SQLALCHEMY_DATABASE_URL = "sqlite:///./test.db"
engine = create_engine(SQLALCHEMY_DATABASE_URL, connect_args={"check_same_thread": False})
SessionLocal = sessionmaker(autocommit=False, autoflush=False, bind=engine)
Base = declarative_base()

class Item(Base):
    __tablename__ = "items"
    id = Column(Integer, primary_key=True, index=True)
    name = Column(String, index=True)

Base.metadata.create_all(bind=engine)

app = FastAPI()

def get_db():
    db = SessionLocal()
    try:
        yield db
    finally:
        db.close()

@app.get("/items/")
def read_items(db: Session = Depends(get_db)):
    return db.query(Item).all()
Output
HTTP GET /items/ returns JSON list of items from the database, e.g. [] if empty or [{"id":1,"name":"Sample Item"}] if data exists
⚠️

Common Pitfalls

Common mistakes include:

  • Not closing the database session, which can cause connection leaks.
  • Creating the session outside the dependency function, leading to shared sessions and concurrency issues.
  • Forgetting to use yield in the dependency function, which prevents proper cleanup.

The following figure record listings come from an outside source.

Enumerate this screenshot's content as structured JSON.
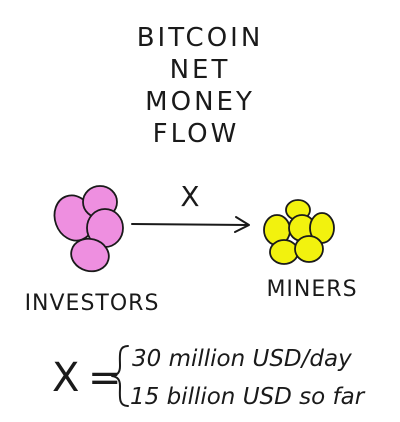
{
  "title": {
    "lines": [
      "BITCOIN",
      "NET",
      "MONEY",
      "FLOW"
    ]
  },
  "diagram": {
    "source_label": "INVESTORS",
    "target_label": "MINERS",
    "flow_label": "X",
    "source_color": "#ee8fe0",
    "target_color": "#f2f20e"
  },
  "formula": {
    "variable": "X",
    "equals": "=",
    "lines": [
      "30 million USD/day",
      "15 billion USD so far"
    ]
  }
}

Always create and close the session inside the dependency function using yield.

python
from fastapi import Depends
from sqlalchemy.orm import Session

# Wrong: session created once globally
# db = SessionLocal()

# Wrong: no yield, no cleanup
# def get_db():
#     db = SessionLocal()
#     return db

# Correct way:
def get_db():
    db = SessionLocal()
    try:
        yield db
    finally:
        db.close()
📊

Quick Reference

  • Define dependency: Create a function that yields a database session.
  • Inject dependency: Use Depends(get_db) in route parameters.
  • Session management: Always close sessions in finally block.
  • Use ORM sessions: Pass Session type hints for clarity.

Key Takeaways

Use a dependency function with yield to create and close database sessions safely.
Inject the database session into routes using Depends(get_db) for clean code and reuse.
Never create a global session; always create it inside the dependency function.
Closing the session in a finally block prevents connection leaks.
Type hint your session parameter as Session for better code clarity.